Na postagem, ele voltou a defender a construção e, como argumento, disse que a China, de onde ele voltou nesta sexta-feira, também tem um salão de bailes.
"A China tem um salão de bailes, e os Estados Unidos deveriam ter um também!", escreveu.
➡️ O projeto do salão, uma das reformas mais grandiosas e caras da história da Casa Branca, vem angariando críticas por preocupações com danos ao patrimônio na Casa Branca e o alto custo. Em outubro, Trump ordenou a demolição de uma ala para a construção, e, desde então, a Justiça já chegou a proibir a obra, mas o governo dos EUA conseguiu derrubar as decisões.

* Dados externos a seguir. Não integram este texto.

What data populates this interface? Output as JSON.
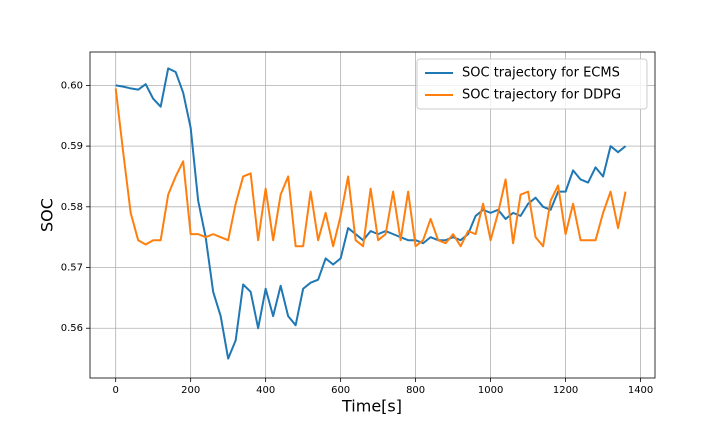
{
  "chart_data": {
    "type": "line",
    "xlabel": "Time[s]",
    "ylabel": "SOC",
    "x": [
      0,
      20,
      40,
      60,
      80,
      100,
      120,
      140,
      160,
      180,
      200,
      220,
      240,
      260,
      280,
      300,
      320,
      340,
      360,
      380,
      400,
      420,
      440,
      460,
      480,
      500,
      520,
      540,
      560,
      580,
      600,
      620,
      640,
      660,
      680,
      700,
      720,
      740,
      760,
      780,
      800,
      820,
      840,
      860,
      880,
      900,
      920,
      940,
      960,
      980,
      1000,
      1020,
      1040,
      1060,
      1080,
      1100,
      1120,
      1140,
      1160,
      1180,
      1200,
      1220,
      1240,
      1260,
      1280,
      1300,
      1320,
      1340,
      1360
    ],
    "series": [
      {
        "name": "SOC trajectory for ECMS",
        "color": "#1f77b4",
        "values": [
          0.6,
          0.5998,
          0.5995,
          0.5993,
          0.6002,
          0.5978,
          0.5965,
          0.6028,
          0.6022,
          0.5988,
          0.593,
          0.581,
          0.575,
          0.566,
          0.562,
          0.555,
          0.558,
          0.5672,
          0.566,
          0.56,
          0.5665,
          0.562,
          0.567,
          0.562,
          0.5605,
          0.5665,
          0.5675,
          0.568,
          0.5715,
          0.5705,
          0.5715,
          0.5765,
          0.5755,
          0.5745,
          0.576,
          0.5755,
          0.576,
          0.5755,
          0.575,
          0.5745,
          0.5745,
          0.574,
          0.575,
          0.5745,
          0.5745,
          0.575,
          0.5745,
          0.5755,
          0.5785,
          0.5795,
          0.579,
          0.5795,
          0.578,
          0.579,
          0.5785,
          0.5805,
          0.5815,
          0.58,
          0.5795,
          0.5825,
          0.5825,
          0.586,
          0.5845,
          0.584,
          0.5865,
          0.585,
          0.59,
          0.589,
          0.59
        ]
      },
      {
        "name": "SOC trajectory for DDPG",
        "color": "#ff7f0e",
        "values": [
          0.5995,
          0.589,
          0.579,
          0.5745,
          0.5738,
          0.5745,
          0.5745,
          0.582,
          0.585,
          0.5875,
          0.5755,
          0.5755,
          0.575,
          0.5755,
          0.575,
          0.5745,
          0.5805,
          0.585,
          0.5855,
          0.5745,
          0.583,
          0.5745,
          0.582,
          0.585,
          0.5735,
          0.5735,
          0.5825,
          0.5745,
          0.579,
          0.5735,
          0.5785,
          0.585,
          0.5745,
          0.5735,
          0.583,
          0.5745,
          0.5755,
          0.5825,
          0.5745,
          0.5825,
          0.5735,
          0.5745,
          0.578,
          0.5745,
          0.574,
          0.5755,
          0.5735,
          0.576,
          0.5755,
          0.5805,
          0.5745,
          0.579,
          0.5845,
          0.574,
          0.582,
          0.5825,
          0.575,
          0.5735,
          0.581,
          0.5835,
          0.5755,
          0.5805,
          0.5745,
          0.5745,
          0.5745,
          0.579,
          0.5825,
          0.5765,
          0.5825
        ]
      }
    ],
    "xlim": [
      -68.5,
      1438.5
    ],
    "ylim": [
      0.5518,
      0.6055
    ],
    "xticks": [
      0,
      200,
      400,
      600,
      800,
      1000,
      1200,
      1400
    ],
    "yticks": [
      0.56,
      0.57,
      0.58,
      0.59,
      {
        "value": 0.6,
        "label": "0.60"
      }
    ],
    "grid": true,
    "legend": "upper-right"
  }
}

O projetou inclui uma espécie de bunker no subsolo resistente a todos os tipos de armas.
Na semana passada, Trump revelou aindaque o salão vai ser mais caro que o valor inicialmente estimado e deve ter um custo estimado em cerca de US$ 400 milhões (cerca de R$ 1,95 bilhão).
O valor é o dobro do inicialmente estimado para a polêmica construção, que vem angariando críticas justamente pelo alto custo (leia mais abaixo).
"O único motivo para a mudança no custo é que, após estudos aprofundados, o novo salão tem aproximadamente o dobro do tamanho e uma qualidade muito superior à proposta original", disse o presidente norte-americano em uma publicação em sua rede social Truth Social.
Na postagem, Trump argumentou que o valor inicial não cubriria o espaço adequado "para acomodar os eventos, reuniões e até mesmo futuras posses presidenciais". "O projeto final, com o dobro do tamanho e a mais alta qualidade, custará menos de 400 milhões de dólares. Será magnífico, seguro e protegido!".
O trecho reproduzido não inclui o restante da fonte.